The Pentagon did not reveal Austin's illness, unlike other senior U.S. and Cabinet officials, including the president. Ryder and Chris Meagher, the assistant defense secretary for public relations, received a protest letter from the Pentagon Press Association.
The PPA said that the Pentagon's late Friday evening announcement that he has been at Walter Reed National Military Medical Center for four days is outrageous.
At a time when there are growing threats to U.S. military service members in the Middle East and the U.S. is playing key national security roles in the wars in Israel and Ukraine, it is particularly critical for the American public to be informed about its top defense leader's health status and decision-making
Iranian-backed militias have launched drones, missiles, and rockets at U.S. outposts in Iraq and Syria, leading the Biden administration to respond many times. Austin and other top military officers regularly debate and decide on the strikes.

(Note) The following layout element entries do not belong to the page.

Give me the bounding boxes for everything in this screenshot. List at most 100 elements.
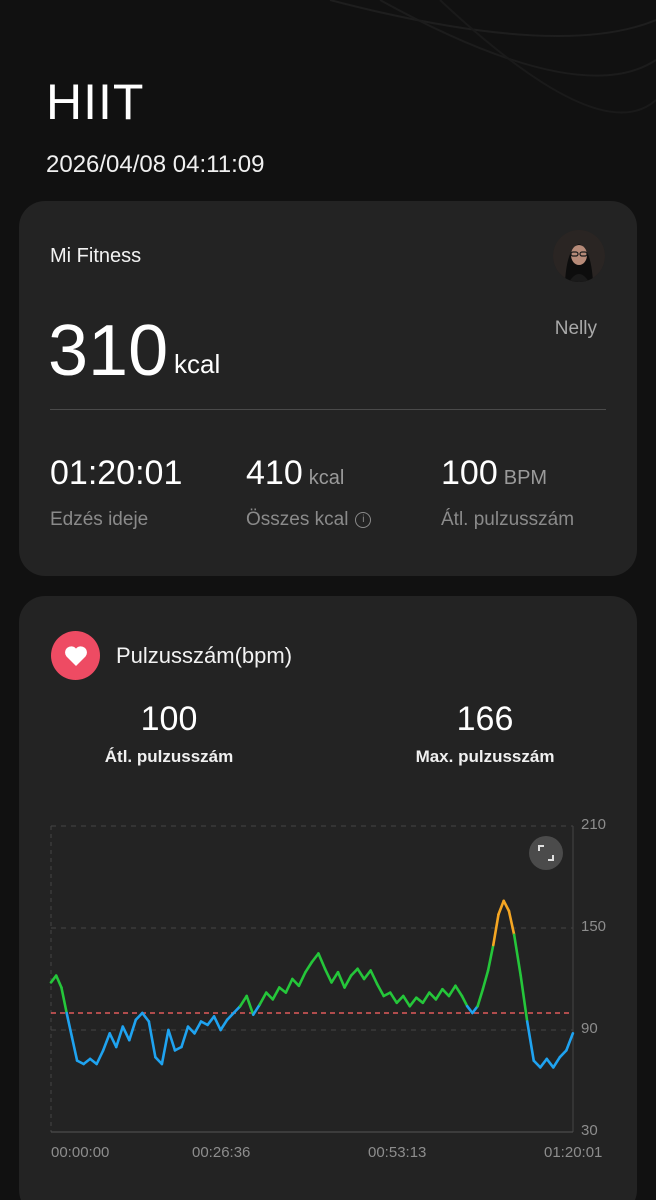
divider: [50, 409, 606, 410]
heart-rate-line-segment: [258, 991, 268, 1006]
x-tick-label: 00:53:13: [368, 1144, 427, 1161]
heart-rate-line-segment: [264, 991, 275, 1001]
active-kcal-unit: kcal: [174, 349, 221, 379]
heart-rate-line-segment: [245, 994, 255, 1017]
workout-header: HIIT: [46, 72, 144, 132]
workout-datetime: 2026/04/08 04:11:09: [46, 151, 265, 178]
heart-rate-line-segment: [238, 994, 249, 1008]
stat-value: 410: [246, 454, 303, 492]
heart-rate-line-segment: [551, 1055, 562, 1069]
heart-rate-line-segment: [232, 1004, 242, 1015]
heart-rate-line-segment: [565, 1032, 575, 1052]
heart-rate-line-segment: [219, 1018, 229, 1032]
heart-rate-line-segment: [525, 1020, 536, 1062]
heart-rate-line-segment: [141, 1011, 151, 1023]
heart-rate-line-segment: [497, 899, 506, 916]
heart-rate-line-segment: [343, 974, 353, 989]
x-tick-label: 00:00:00: [51, 1144, 110, 1161]
heart-rate-line-segment: [134, 1011, 144, 1022]
heart-rate-line-segment: [349, 967, 359, 977]
x-tick-label: 01:20:01: [544, 1144, 603, 1161]
heart-rate-line-segment: [375, 982, 385, 998]
heart-rate-line-segment: [212, 1015, 222, 1032]
heart-rate-line-segment: [336, 970, 346, 989]
expand-icon: [538, 845, 554, 861]
x-tick-label: 00:26:36: [192, 1144, 251, 1161]
heart-rate-line-segment: [428, 991, 438, 1001]
stat-value: 100: [441, 454, 498, 492]
heart-rate-line-segment: [545, 1057, 555, 1069]
heart-rate-line-segment: [101, 1032, 112, 1052]
heart-rate-line-segment: [108, 1032, 118, 1049]
heart-rate-line-segment: [481, 969, 490, 991]
heart-rate-line-segment: [460, 994, 469, 1008]
heart-rate-line-segment: [476, 987, 485, 1008]
heart-rate-line-segment: [95, 1049, 105, 1066]
heart-rate-line-segment: [147, 1020, 157, 1059]
heart-rate-line-segment: [395, 994, 405, 1005]
heart-rate-chart[interactable]: [19, 596, 637, 1200]
heart-rate-line-segment: [65, 1011, 74, 1039]
heart-rate-line-segment: [507, 909, 516, 937]
heart-rate-line-segment: [454, 984, 464, 998]
heart-rate-line-segment: [323, 967, 333, 984]
heart-rate-line-segment: [447, 984, 457, 998]
heart-rate-line-segment: [167, 1028, 177, 1052]
heart-rate-line-segment: [54, 974, 63, 989]
heart-rate-line-segment: [434, 987, 444, 1001]
stat-avg-bpm: 100 BPM Átl. pulzusszám: [441, 453, 574, 531]
heart-rate-line-segment: [558, 1049, 568, 1059]
heart-rate-line-segment: [310, 952, 320, 964]
heart-rate-line-segment: [491, 913, 500, 947]
heart-rate-line-segment: [441, 987, 451, 998]
heart-rate-line-segment: [538, 1057, 549, 1069]
heart-rate-line-segment: [121, 1025, 131, 1042]
workout-title: HIIT: [46, 74, 145, 130]
heart-rate-line-segment: [401, 994, 412, 1008]
stat-label-row: Összes kcal i: [246, 509, 372, 531]
stat-unit: kcal: [308, 467, 345, 489]
heart-rate-line-segment: [317, 952, 327, 971]
stat-total-kcal: 410 kcal Összes kcal i: [246, 453, 372, 531]
app-name: Mi Fitness: [50, 245, 142, 267]
stat-duration: 01:20:01 Edzés ideje: [50, 453, 182, 531]
heart-rate-line-segment: [356, 967, 366, 981]
stat-label: Átl. pulzusszám: [441, 509, 575, 530]
heart-rate-line-segment: [291, 977, 301, 988]
info-icon[interactable]: i: [355, 512, 372, 528]
y-tick-label: 90: [581, 1020, 598, 1037]
heart-rate-line-segment: [362, 969, 372, 981]
heart-rate-line-segment: [160, 1028, 170, 1066]
user-name: Nelly: [554, 318, 597, 339]
expand-chart-button[interactable]: [529, 836, 563, 870]
summary-card[interactable]: Mi Fitness Nelly 310 kcal 01:20:01 Edzés…: [19, 201, 637, 576]
heart-rate-line-segment: [271, 986, 281, 1001]
active-kcal-value: 310: [48, 311, 169, 391]
y-tick-label: 30: [581, 1122, 598, 1139]
y-tick-label: 210: [581, 816, 607, 833]
heart-rate-line-segment: [304, 960, 314, 974]
heart-rate-line-segment: [512, 933, 522, 977]
avatar[interactable]: [553, 230, 605, 282]
stat-label: Összes kcal: [246, 509, 349, 530]
heart-rate-line-segment: [70, 1035, 79, 1062]
heart-rate-line-segment: [408, 996, 418, 1008]
heart-rate-line-segment: [532, 1059, 542, 1069]
heart-rate-line-segment: [60, 986, 68, 1015]
heart-rate-line-segment: [388, 991, 399, 1005]
stat-label: Edzés ideje: [50, 509, 149, 530]
heart-rate-card[interactable]: Pulzusszám(bpm) 100 Átl. pulzusszám 166 …: [19, 596, 637, 1200]
y-tick-label: 150: [581, 918, 607, 935]
avatar-image: [553, 230, 605, 282]
heart-rate-line-segment: [330, 970, 340, 984]
stat-unit: BPM: [503, 467, 548, 489]
heart-rate-line-segment: [206, 1015, 216, 1027]
stat-value: 01:20:01: [50, 454, 183, 492]
heart-rate-line-segment: [297, 970, 307, 988]
heart-rate-line-segment: [421, 991, 431, 1005]
heart-rate-line-segment: [225, 1011, 235, 1022]
heart-rate-line-segment: [369, 969, 379, 986]
heart-rate-line-segment: [114, 1025, 125, 1049]
heart-rate-line-segment: [486, 943, 495, 972]
heart-rate-line-segment: [519, 974, 529, 1023]
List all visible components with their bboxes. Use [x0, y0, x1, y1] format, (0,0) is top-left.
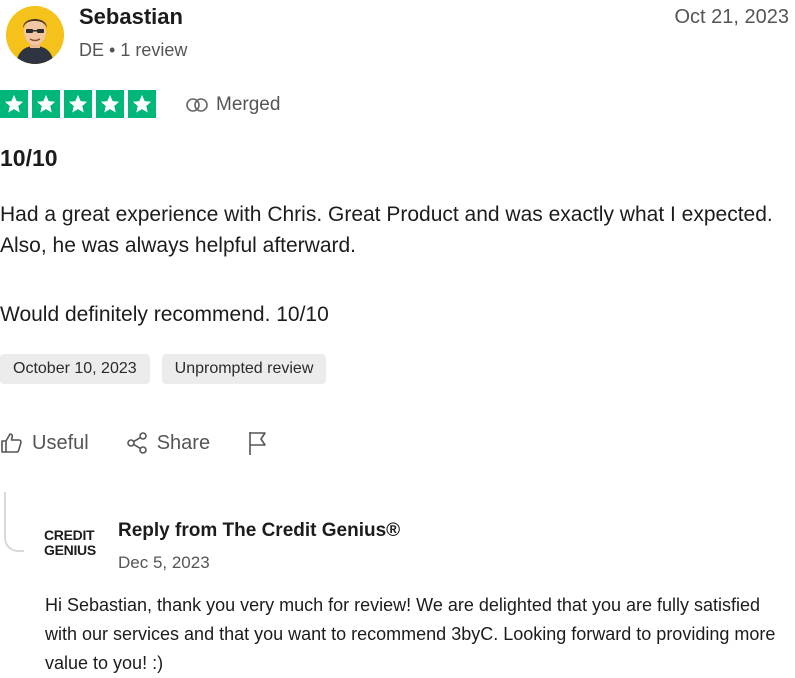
star-icon — [32, 90, 60, 118]
review-tags: October 10, 2023 Unprompted review — [0, 354, 327, 384]
review-type-badge: Unprompted review — [161, 354, 327, 384]
share-label: Share — [156, 431, 211, 454]
star-icon — [96, 90, 124, 118]
review-paragraph: Would definitely recommend. 10/10 — [0, 303, 329, 326]
reviewer-review-count: 1 review — [120, 40, 188, 60]
reply-body: Hi Sebastian, thank you very much for re… — [45, 595, 776, 673]
reply-connector — [4, 492, 24, 552]
experience-date-badge: October 10, 2023 — [0, 354, 150, 384]
reviewer-name[interactable]: Sebastian — [79, 4, 183, 30]
review-date: Oct 21, 2023 — [674, 6, 789, 28]
logo-line-2: GENIUS — [44, 542, 96, 558]
useful-button[interactable]: Useful — [0, 431, 89, 455]
thumbs-up-icon — [1, 433, 22, 453]
review-body: Had a great experience with Chris. Great… — [0, 199, 790, 368]
star-rating — [0, 90, 156, 118]
merged-label: Merged — [216, 94, 281, 115]
reply-title: Reply from The Credit Genius® — [118, 520, 401, 541]
avatar-icon — [6, 6, 64, 64]
flag-icon — [249, 432, 266, 455]
review-paragraph: Had a great experience with Chris. Great… — [0, 203, 773, 257]
report-button[interactable] — [246, 430, 270, 456]
reply-date: Dec 5, 2023 — [118, 553, 210, 572]
review-actions: Useful Share — [0, 430, 270, 456]
merged-icon — [186, 98, 208, 112]
reviewer-country: DE — [79, 40, 105, 60]
star-icon — [64, 90, 92, 118]
star-icon — [0, 90, 28, 118]
logo-line-1: CREDIT — [44, 527, 95, 543]
review-title: 10/10 — [0, 145, 58, 171]
share-icon — [126, 432, 147, 454]
merged-indicator[interactable]: Merged — [186, 94, 280, 116]
avatar[interactable] — [6, 6, 64, 64]
useful-label: Useful — [32, 431, 89, 454]
reviewer-meta: DE • 1 review — [79, 40, 187, 61]
star-icon — [128, 90, 156, 118]
meta-separator: • — [109, 40, 116, 60]
company-logo: CREDIT GENIUS — [44, 528, 106, 558]
share-button[interactable]: Share — [125, 431, 210, 455]
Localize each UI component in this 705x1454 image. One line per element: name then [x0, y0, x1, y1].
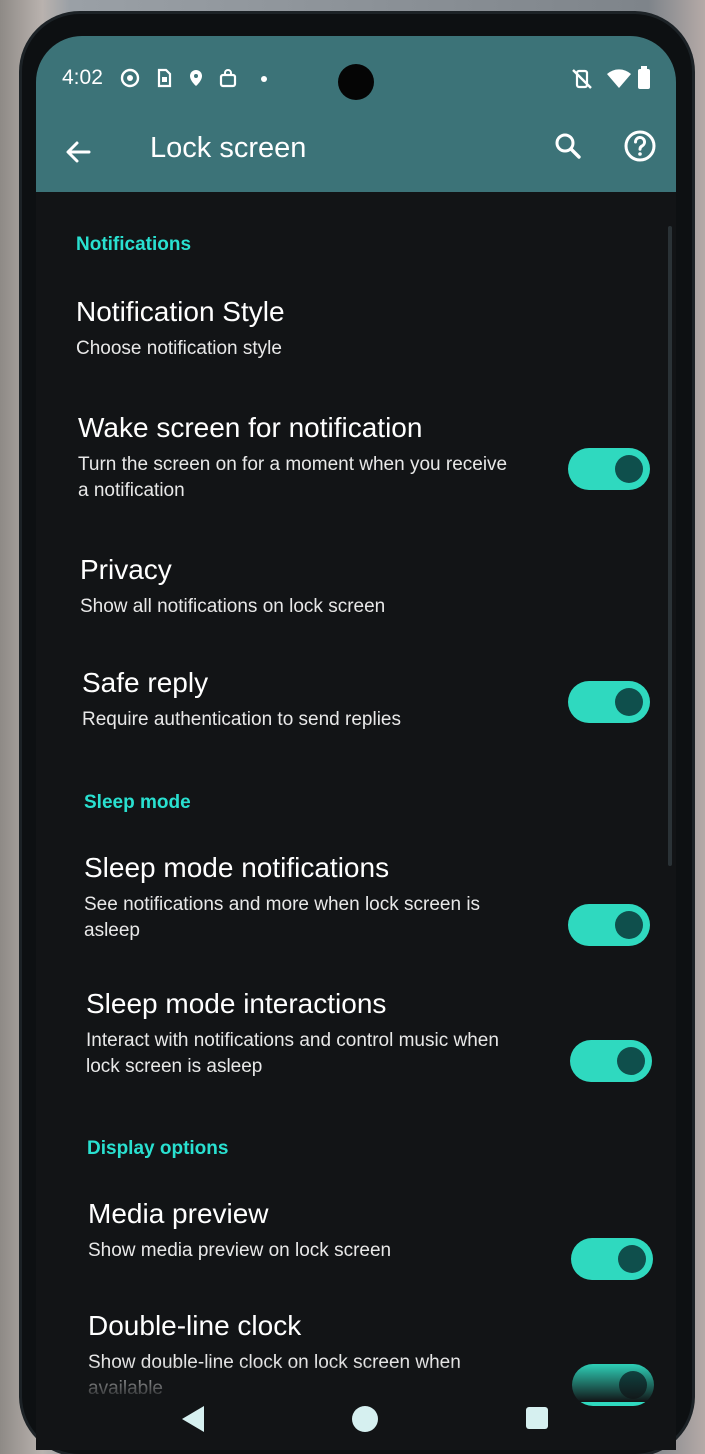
setting-title: Privacy: [80, 554, 172, 585]
help-button[interactable]: [620, 126, 660, 166]
toggle-knob: [615, 688, 643, 716]
toggle-knob: [615, 455, 643, 483]
top-bar: 4:02 Lock screen: [36, 36, 676, 192]
screen: 4:02 Lock screen Notifications Notificat…: [36, 36, 676, 1450]
section-header-display-options: Display options: [87, 1138, 229, 1159]
setting-media-preview[interactable]: Media preview Show media preview on lock…: [36, 1196, 676, 1280]
navigation-bar: [36, 1396, 676, 1450]
setting-title: Notification Style: [76, 296, 285, 327]
section-header-notifications: Notifications: [76, 234, 192, 255]
wake-screen-toggle[interactable]: [568, 448, 650, 490]
vibrate-off-icon: [572, 69, 592, 89]
help-icon: [624, 130, 656, 162]
toggle-knob: [615, 911, 643, 939]
setting-title: Media preview: [88, 1198, 269, 1229]
search-button[interactable]: [548, 126, 588, 166]
front-camera: [338, 64, 374, 100]
setting-subtitle: See notifications and more when lock scr…: [84, 894, 481, 941]
back-button[interactable]: [58, 132, 98, 172]
sim-icon: [157, 68, 172, 88]
setting-sleep-mode-notifications[interactable]: Sleep mode notifications See notificatio…: [36, 850, 676, 960]
recents-square-icon[interactable]: [526, 1407, 548, 1429]
setting-title: Double-line clock: [88, 1310, 302, 1341]
setting-title: Safe reply: [82, 667, 209, 698]
sleep-mode-interactions-toggle[interactable]: [570, 1040, 652, 1082]
media-preview-toggle[interactable]: [571, 1238, 653, 1280]
section-header-sleep-mode: Sleep mode: [84, 792, 191, 813]
battery-icon: [638, 66, 650, 89]
setting-subtitle: Require authentication to send replies: [82, 709, 401, 730]
safe-reply-toggle[interactable]: [568, 681, 650, 723]
shopping-bag-icon: [219, 69, 237, 88]
setting-subtitle: Interact with notifications and control …: [86, 1030, 499, 1077]
setting-sleep-mode-interactions[interactable]: Sleep mode interactions Interact with no…: [36, 986, 676, 1096]
sleep-mode-notifications-toggle[interactable]: [568, 904, 650, 946]
whatsapp-icon: [120, 68, 140, 88]
arrow-back-icon: [66, 141, 91, 163]
page-title: Lock screen: [150, 132, 307, 164]
setting-subtitle: Show media preview on lock screen: [88, 1240, 392, 1261]
setting-title: Sleep mode notifications: [84, 852, 390, 883]
search-icon: [555, 133, 581, 159]
toggle-knob: [617, 1047, 645, 1075]
setting-safe-reply[interactable]: Safe reply Require authentication to sen…: [36, 665, 676, 745]
wifi-icon: [607, 69, 631, 88]
setting-subtitle: Show all notifications on lock screen: [80, 596, 386, 617]
toggle-knob: [618, 1245, 646, 1273]
setting-subtitle: Turn the screen on for a moment when you…: [78, 454, 508, 501]
status-time: 4:02: [62, 66, 103, 89]
setting-title: Wake screen for notification: [78, 412, 423, 443]
back-triangle-icon[interactable]: [182, 1406, 204, 1432]
home-circle-icon[interactable]: [352, 1406, 378, 1432]
maps-pin-icon: [190, 70, 202, 86]
dot-icon: [261, 76, 267, 82]
setting-privacy[interactable]: Privacy Show all notifications on lock s…: [36, 552, 676, 632]
setting-subtitle: Choose notification style: [76, 338, 282, 359]
setting-title: Sleep mode interactions: [86, 988, 387, 1019]
setting-notification-style[interactable]: Notification Style Choose notification s…: [36, 292, 676, 382]
setting-wake-screen[interactable]: Wake screen for notification Turn the sc…: [36, 410, 676, 520]
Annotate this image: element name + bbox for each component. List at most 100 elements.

The U.S. is also leading a new multinational maritime coalition that will monitor the southern Red Sea with ships and other assets to dissuade Houthi terrorist attacks on commercial boats in Yemen.
The Biden administration, notably Austin, has led the effort to assist Ukraine with arms and training and spoke extensively with Israel on their campaign against Hamas.
Ryder called this a “evolving situation,” and the agency did not disclose Austin's absence due to privacy and medical concerns. He wouldn't say more regarding Austin's surgery or health.
Ryder stated that Deputy Defense Secretary Kathleen Hicks “was prepared to act for and exercise the powers of the Secretary, if required.” Austin, 70, retired as a four-star Army general in 2016 after 41 years.